Birthworkers,  Feminism,  Postnatal

The Patriarchal Language of Postnatal Care

I implore you, as a birthworker, to stop calling postnatal support “pampering”, “spoiling” and other similar words. This word implies indulging and absolute luxury.

It conjures images of spa days and lazing, of the elite being waited on hand and foot.

It implies a classist vision of postnatal care where only those with lots of money and/or status can access it.

Postnatal care is already deeply undervalued in a patriarchal society that still views women and birthing people’s bodies as second class.

This is a patriarchal society whose “care” revolves around technocratic biomedicine that leaves us behind and forgets about us postnatally.

Protecting space for postnatal people is not a luxury. Caring for their bodies as they heal is not pampering. Making sure they are fed, and held and heard is not spoiling. It’s not indulgent. It is simply, human.

This work is doing what families and communities would have once done as second nature but there is no space in our lives to give this.

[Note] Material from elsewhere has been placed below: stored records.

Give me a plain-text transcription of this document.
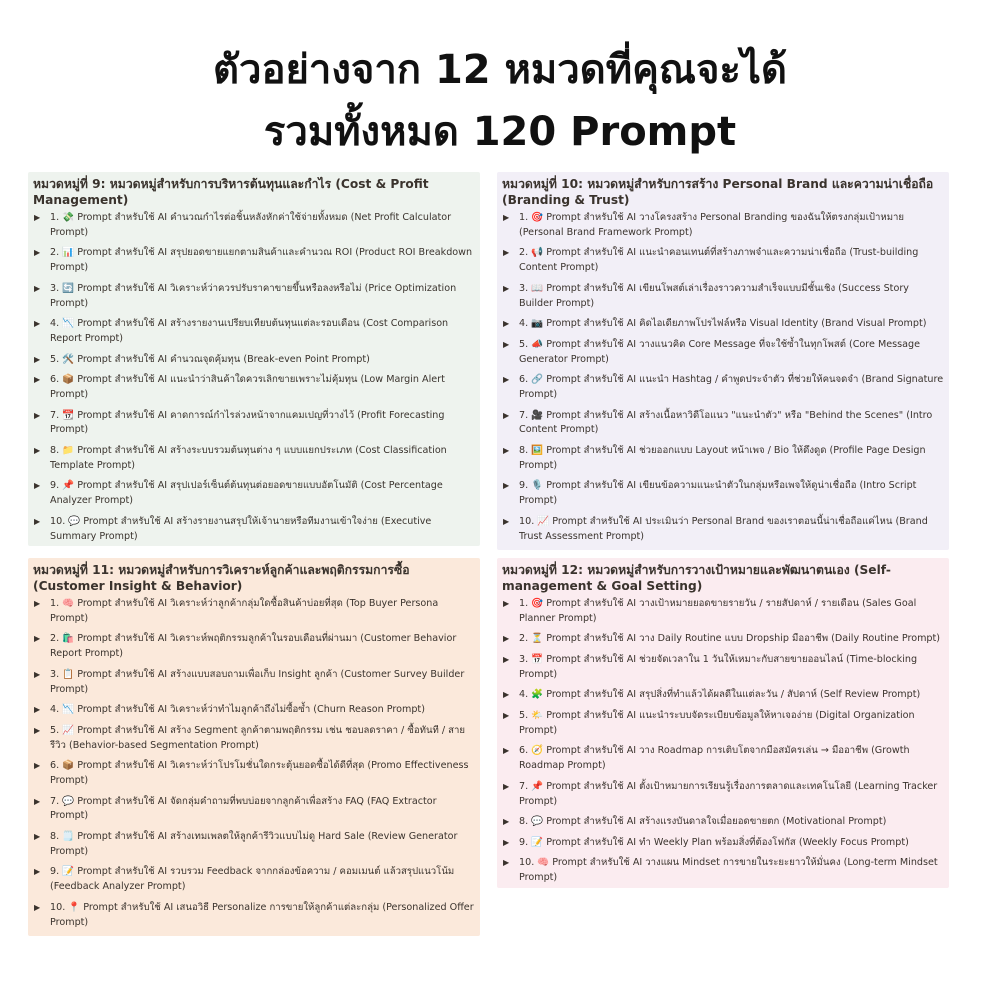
ตัวอย่างจาก 12 หมวดที่คุณจะได้
รวมทั้งหมด 120 Prompt
หมวดหมู่ที่ 9: หมวดหมู่สำหรับการบริหารต้นทุนและกำไร (Cost & Profit Management)
▶	1. 💸 Prompt สำหรับใช้ AI คำนวณกำไรต่อชิ้นหลังหักค่าใช้จ่ายทั้งหมด (Net Profit Calculator Prompt)
▶	2. 📊 Prompt สำหรับใช้ AI สรุปยอดขายแยกตามสินค้าและคำนวณ ROI (Product ROI Breakdown Prompt)
▶	3. 🔄 Prompt สำหรับใช้ AI วิเคราะห์ว่าควรปรับราคาขายขึ้นหรือลงหรือไม่ (Price Optimization Prompt)
▶	4. 📉 Prompt สำหรับใช้ AI สร้างรายงานเปรียบเทียบต้นทุนแต่ละรอบเดือน (Cost Comparison Report Prompt)
▶	5. 🛠️ Prompt สำหรับใช้ AI คำนวณจุดคุ้มทุน (Break-even Point Prompt)
▶	6. 📦 Prompt สำหรับใช้ AI แนะนำว่าสินค้าใดควรเลิกขายเพราะไม่คุ้มทุน (Low Margin Alert Prompt)
▶	7. 📆 Prompt สำหรับใช้ AI คาดการณ์กำไรล่วงหน้าจากแคมเปญที่วางไว้ (Profit Forecasting Prompt)
▶	8. 📁 Prompt สำหรับใช้ AI สร้างระบบรวมต้นทุนต่าง ๆ แบบแยกประเภท (Cost Classification Template Prompt)
▶	9. 📌 Prompt สำหรับใช้ AI สรุปเปอร์เซ็นต์ต้นทุนต่อยอดขายแบบอัตโนมัติ (Cost Percentage Analyzer Prompt)
▶	10. 💬 Prompt สำหรับใช้ AI สร้างรายงานสรุปให้เจ้านายหรือทีมงานเข้าใจง่าย (Executive Summary Prompt)
หมวดหมู่ที่ 10: หมวดหมู่สำหรับการสร้าง Personal Brand และความน่าเชื่อถือ (Branding & Trust)
▶	1. 🎯 Prompt สำหรับใช้ AI วางโครงสร้าง Personal Branding ของฉันให้ตรงกลุ่มเป้าหมาย (Personal Brand Framework Prompt)
▶	2. 📢 Prompt สำหรับใช้ AI แนะนำคอนเทนต์ที่สร้างภาพจำและความน่าเชื่อถือ (Trust-building Content Prompt)
▶	3. 📖 Prompt สำหรับใช้ AI เขียนโพสต์เล่าเรื่องราวความสำเร็จแบบมีชั้นเชิง (Success Story Builder Prompt)
▶	4. 📷 Prompt สำหรับใช้ AI คิดไอเดียภาพโปรไฟล์หรือ Visual Identity (Brand Visual Prompt)
▶	5. 📣 Prompt สำหรับใช้ AI วางแนวคิด Core Message ที่จะใช้ซ้ำในทุกโพสต์ (Core Message Generator Prompt)
▶	6. 🔗 Prompt สำหรับใช้ AI แนะนำ Hashtag / คำพูดประจำตัว ที่ช่วยให้คนจดจำ (Brand Signature Prompt)
▶	7. 🎥 Prompt สำหรับใช้ AI สร้างเนื้อหาวิดีโอแนว "แนะนำตัว" หรือ "Behind the Scenes" (Intro Content Prompt)
▶	8. 🖼️ Prompt สำหรับใช้ AI ช่วยออกแบบ Layout หน้าเพจ / Bio ให้ดึงดูด (Profile Page Design Prompt)
▶	9. 🎙️ Prompt สำหรับใช้ AI เขียนข้อความแนะนำตัวในกลุ่มหรือเพจให้ดูน่าเชื่อถือ (Intro Script Prompt)
▶	10. 📈 Prompt สำหรับใช้ AI ประเมินว่า Personal Brand ของเราตอนนี้น่าเชื่อถือแค่ไหน (Brand Trust Assessment Prompt)
หมวดหมู่ที่ 11: หมวดหมู่สำหรับการวิเคราะห์ลูกค้าและพฤติกรรมการซื้อ (Customer Insight & Behavior)
▶	1. 🧠 Prompt สำหรับใช้ AI วิเคราะห์ว่าลูกค้ากลุ่มใดซื้อสินค้าบ่อยที่สุด (Top Buyer Persona Prompt)
▶	2. 🛍️ Prompt สำหรับใช้ AI วิเคราะห์พฤติกรรมลูกค้าในรอบเดือนที่ผ่านมา (Customer Behavior Report Prompt)
▶	3. 📋 Prompt สำหรับใช้ AI สร้างแบบสอบถามเพื่อเก็บ Insight ลูกค้า (Customer Survey Builder Prompt)
▶	4. 📉 Prompt สำหรับใช้ AI วิเคราะห์ว่าทำไมลูกค้าถึงไม่ซื้อซ้ำ (Churn Reason Prompt)
▶	5. 📈 Prompt สำหรับใช้ AI สร้าง Segment ลูกค้าตามพฤติกรรม เช่น ชอบลดราคา / ซื้อทันที / สายรีวิว (Behavior-based Segmentation Prompt)
▶	6. 📦 Prompt สำหรับใช้ AI วิเคราะห์ว่าโปรโมชั่นใดกระตุ้นยอดซื้อได้ดีที่สุด (Promo Effectiveness Prompt)
▶	7. 💬 Prompt สำหรับใช้ AI จัดกลุ่มคำถามที่พบบ่อยจากลูกค้าเพื่อสร้าง FAQ (FAQ Extractor Prompt)
▶	8. 🗒️ Prompt สำหรับใช้ AI สร้างเทมเพลตให้ลูกค้ารีวิวแบบไม่ดู Hard Sale (Review Generator Prompt)
▶	9. 📝 Prompt สำหรับใช้ AI รวบรวม Feedback จากกล่องข้อความ / คอมเมนต์ แล้วสรุปแนวโน้ม (Feedback Analyzer Prompt)
▶	10. 📍 Prompt สำหรับใช้ AI เสนอวิธี Personalize การขายให้ลูกค้าแต่ละกลุ่ม (Personalized Offer Prompt)
หมวดหมู่ที่ 12: หมวดหมู่สำหรับการวางเป้าหมายและพัฒนาตนเอง (Self-management & Goal Setting)
▶	1. 🎯 Prompt สำหรับใช้ AI วางเป้าหมายยอดขายรายวัน / รายสัปดาห์ / รายเดือน (Sales Goal Planner Prompt)
▶	2. ⏳ Prompt สำหรับใช้ AI วาง Daily Routine แบบ Dropship มืออาชีพ (Daily Routine Prompt)
▶	3. 📅 Prompt สำหรับใช้ AI ช่วยจัดเวลาใน 1 วันให้เหมาะกับสายขายออนไลน์ (Time-blocking Prompt)
▶	4. 🧩 Prompt สำหรับใช้ AI สรุปสิ่งที่ทำแล้วได้ผลดีในแต่ละวัน / สัปดาห์ (Self Review Prompt)
▶	5. 🌤️ Prompt สำหรับใช้ AI แนะนำระบบจัดระเบียบข้อมูลให้หาเจอง่าย (Digital Organization Prompt)
▶	6. 🧭 Prompt สำหรับใช้ AI วาง Roadmap การเติบโตจากมือสมัครเล่น → มืออาชีพ (Growth Roadmap Prompt)
▶	7. 📌 Prompt สำหรับใช้ AI ตั้งเป้าหมายการเรียนรู้เรื่องการตลาดและเทคโนโลยี (Learning Tracker Prompt)
▶	8. 💬 Prompt สำหรับใช้ AI สร้างแรงบันดาลใจเมื่อยอดขายตก (Motivational Prompt)
▶	9. 📝 Prompt สำหรับใช้ AI ทำ Weekly Plan พร้อมสิ่งที่ต้องโฟกัส (Weekly Focus Prompt)
▶	10. 🧠 Prompt สำหรับใช้ AI วางแผน Mindset การขายในระยะยาวให้มั่นคง (Long-term Mindset Prompt)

We have a nuclear family and an expectation and indeed, a created need to be economically productive almost constantly. As a result, not everyone is able to have the first forty days or the fourth trimester held for them.

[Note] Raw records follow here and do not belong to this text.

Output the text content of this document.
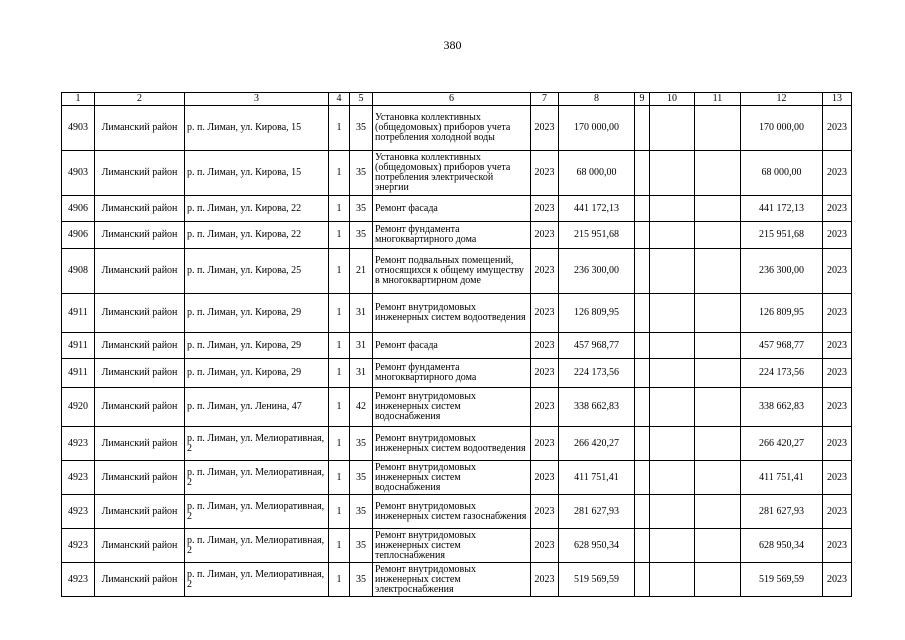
380
1	2	3	4	5	6	7	8	9	10	11	12	13
4903	Лиманский район	р. п. Лиман, ул. Кирова, 15	1	35	Установка коллективных (общедомовых) приборов учета потребления холодной воды	2023	170 000,00				170 000,00	2023
4903	Лиманский район	р. п. Лиман, ул. Кирова, 15	1	35	Установка коллективных (общедомовых) приборов учета потребления электрической энергии	2023	68 000,00				68 000,00	2023
4906	Лиманский район	р. п. Лиман, ул. Кирова, 22	1	35	Ремонт фасада	2023	441 172,13				441 172,13	2023
4906	Лиманский район	р. п. Лиман, ул. Кирова, 22	1	35	Ремонт фундамента многоквартирного дома	2023	215 951,68				215 951,68	2023
4908	Лиманский район	р. п. Лиман, ул. Кирова, 25	1	21	Ремонт подвальных помещений, относящихся к общему имуществу в многоквартирном доме	2023	236 300,00				236 300,00	2023
4911	Лиманский район	р. п. Лиман, ул. Кирова, 29	1	31	Ремонт внутридомовых инженерных систем водоотведения	2023	126 809,95				126 809,95	2023
4911	Лиманский район	р. п. Лиман, ул. Кирова, 29	1	31	Ремонт фасада	2023	457 968,77				457 968,77	2023
4911	Лиманский район	р. п. Лиман, ул. Кирова, 29	1	31	Ремонт фундамента многоквартирного дома	2023	224 173,56				224 173,56	2023
4920	Лиманский район	р. п. Лиман, ул. Ленина, 47	1	42	Ремонт внутридомовых инженерных систем водоснабжения	2023	338 662,83				338 662,83	2023
4923	Лиманский район	р. п. Лиман, ул. Мелиоративная, 2	1	35	Ремонт внутридомовых инженерных систем водоотведения	2023	266 420,27				266 420,27	2023
4923	Лиманский район	р. п. Лиман, ул. Мелиоративная, 2	1	35	Ремонт внутридомовых инженерных систем водоснабжения	2023	411 751,41				411 751,41	2023
4923	Лиманский район	р. п. Лиман, ул. Мелиоративная, 2	1	35	Ремонт внутридомовых инженерных систем газоснабжения	2023	281 627,93				281 627,93	2023
4923	Лиманский район	р. п. Лиман, ул. Мелиоративная, 2	1	35	Ремонт внутридомовых инженерных систем теплоснабжения	2023	628 950,34				628 950,34	2023
4923	Лиманский район	р. п. Лиман, ул. Мелиоративная, 2	1	35	Ремонт внутридомовых инженерных систем электроснабжения	2023	519 569,59				519 569,59	2023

So whilst right now, some people pay for our services, this work is NOT actually a luxurious service and should not be equated with pampering.

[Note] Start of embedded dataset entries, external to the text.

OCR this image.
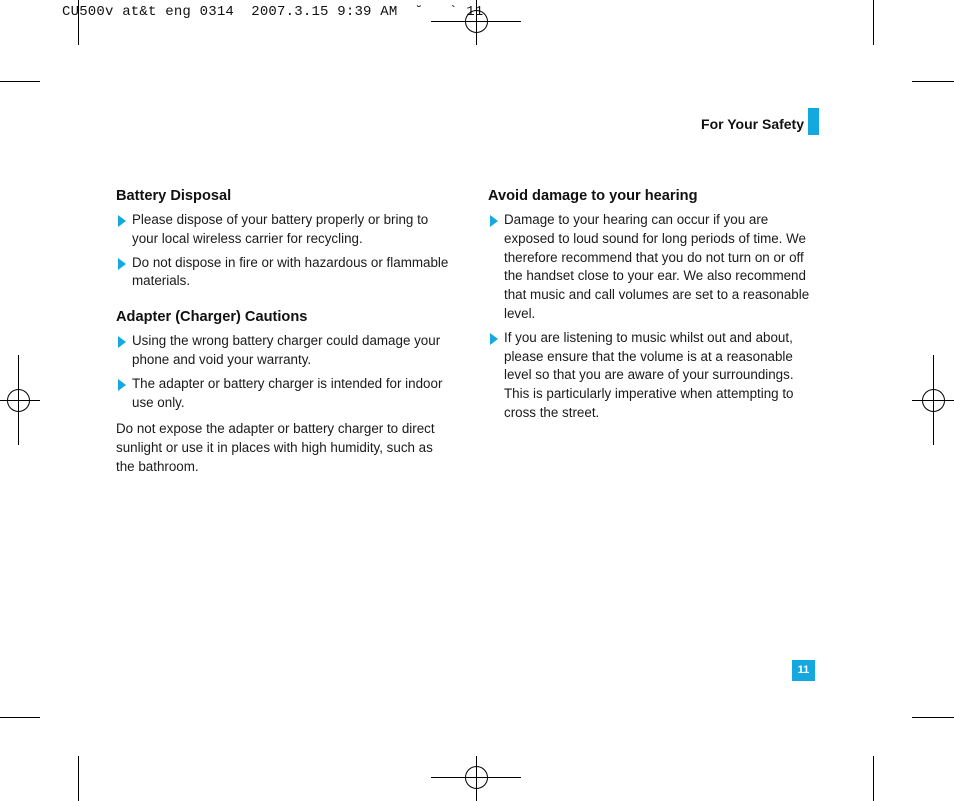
CU500v at&t eng 0314  2007.3.15 9:39 AM  ˘   ` 11
For Your Safety
Battery Disposal
Please dispose of your battery properly or bring to your local wireless carrier for recycling.
Do not dispose in fire or with hazardous or flammable materials.
Adapter (Charger) Cautions
Using the wrong battery charger could damage your phone and void your warranty.
The adapter or battery charger is intended for indoor use only.

Do not expose the adapter or battery charger to direct sunlight or use it in places with high humidity, such as the bathroom.

Avoid damage to your hearing
Damage to your hearing can occur if you are exposed to loud sound for long periods of time. We therefore recommend that you do not turn on or off the handset close to your ear. We also recommend that music and call volumes are set to a reasonable level.
If you are listening to music whilst out and about, please ensure that the volume is at a reasonable level so that you are aware of your surroundings. This is particularly imperative when attempting to cross the street.
11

Good postnatal care, nurturing and nourishment should be simple and the right of every postnatal person.

This is not aimed at anyone specific or intended as a judgement, rather it is a call to action, for us all to consider using language more carefully.

How can we work toward a society where we collectively honour this time and provide this care when birth workers themselves use language that upholds the patriarchal status-quo of this being opulent and unattainable??